The procedural language for R is an extension to the core of PostgreSQL which allows data to be passed from the database to R, where calculations in R can be performed. The data can then be passed back to the database for further processing.. In this example, we will create a function to calculate some summary statistics which do not exist by default in SQL by using R. We will then create an SQL View in DHIS2 to display the results. The advantage of utilizing R in this context is that we do not need to write any significant amount of code to return these summary statistics, but simply utilize the built-in functions of R to do the work for us.

First, you will need to install PL/R , which is described in detail here. . Following the example from the PL/R site, we will create some custom aggregate functions as detailed here. We will create two functions, to return the median and the skewness of a range of values.

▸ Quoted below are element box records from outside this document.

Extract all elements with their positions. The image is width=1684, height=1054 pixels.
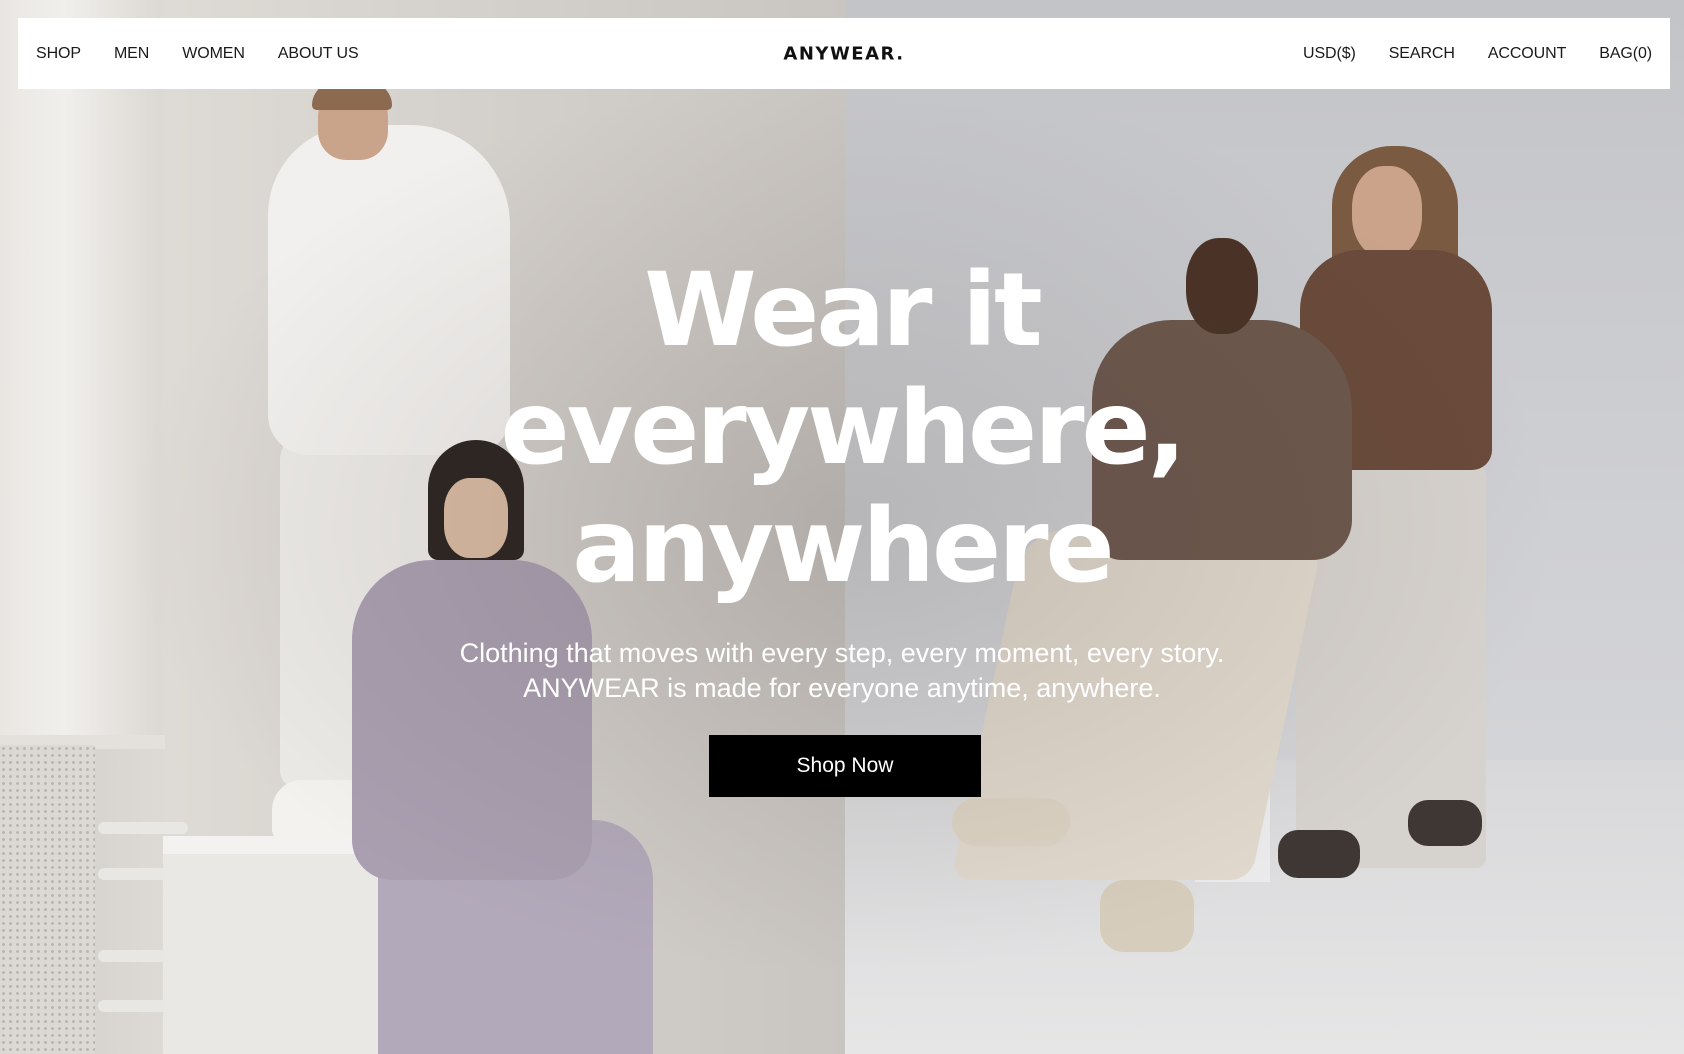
- hero-section: Wear it everywhere, anywhere Clothing th…: [0, 0, 1684, 1054]
- nav-link-shop[interactable]: SHOP: [36, 45, 81, 63]
- nav-link-account[interactable]: ACCOUNT: [1488, 45, 1567, 63]
- utility-nav: USD($) SEARCH ACCOUNT BAG(0): [1270, 45, 1652, 63]
- hero-headline-line: Wear it: [644, 251, 1042, 370]
- hero-subcopy: Clothing that moves with every step, eve…: [0, 636, 1684, 706]
- nav-link-men[interactable]: MEN: [114, 45, 149, 63]
- hero-headline-line: everywhere,: [500, 369, 1187, 488]
- shop-now-button[interactable]: Shop Now: [709, 735, 981, 797]
- top-navigation-bar: SHOP MEN WOMEN ABOUT US ANYWEAR. USD($) …: [18, 18, 1670, 89]
- nav-link-women[interactable]: WOMEN: [182, 45, 245, 63]
- nav-link-bag[interactable]: BAG(0): [1599, 45, 1652, 63]
- hero-subcopy-line: ANYWEAR is made for everyone anytime, an…: [523, 673, 1161, 703]
- currency-selector[interactable]: USD($): [1303, 45, 1356, 63]
- brand-logo[interactable]: ANYWEAR.: [783, 43, 904, 64]
- nav-link-search[interactable]: SEARCH: [1389, 45, 1455, 63]
- primary-nav: SHOP MEN WOMEN ABOUT US: [36, 45, 392, 63]
- hero-subcopy-line: Clothing that moves with every step, eve…: [459, 638, 1225, 668]
- hero-headline: Wear it everywhere, anywhere: [0, 252, 1684, 606]
- hero-headline-line: anywhere: [572, 487, 1114, 606]
- nav-link-about-us[interactable]: ABOUT US: [278, 45, 359, 63]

CREATE OR REPLACE FUNCTION r_median(_float8) returns float as '
  median(arg1)
' language 'plr';

CREATE AGGREGATE median (
  sfunc = plr_array_accum,
  basetype = float8,
  stype = _float8,
  finalfunc = r_median
);

CREATE OR REPLACE FUNCTION r_skewness(_float8) returns float as '
  require(e1071)
  skewness(arg1)
' language 'plr';

CREATE AGGREGATE skewness (
  sfunc = plr_array_accum,
  basetype = float8,
  stype = _float8,
  finalfunc = r_skewness
);

Next, we will define an SQL query which will be used to retrieve the two new aggregate functions (median and skewness) which will be calculated using R. In this case, we will just get a single indicator from the data mart at the district level and calculate the summary values based on the name of the district which the values belong to. This query is very specific, but could be easily adapted to your own database.

SELECT  ou.shortname,avg(dv.value),
median(dv.value),skewness(dv.value) FROM aggregatedindicatorvalue dv
INNER JOIN period p on p.periodid = dv.periodid
INNER JOIN organisationunit ou on 
dv.organisationunitid = ou.organisationunitid
WHERE dv.indicatorid = 112670
AND dv.level = 3
AND dv.periodtypeid = 3
AND p.startdate >='2009-01-01'
GROUP BY ou.shortname;

We can then save this query in the form of SQL View in DHIS2. A clipped version of the results are shown below.

In this simple example, we have shown how to use PL/R with the DHIS2 database and web interface to display some summary statistics using R to perform the calculations.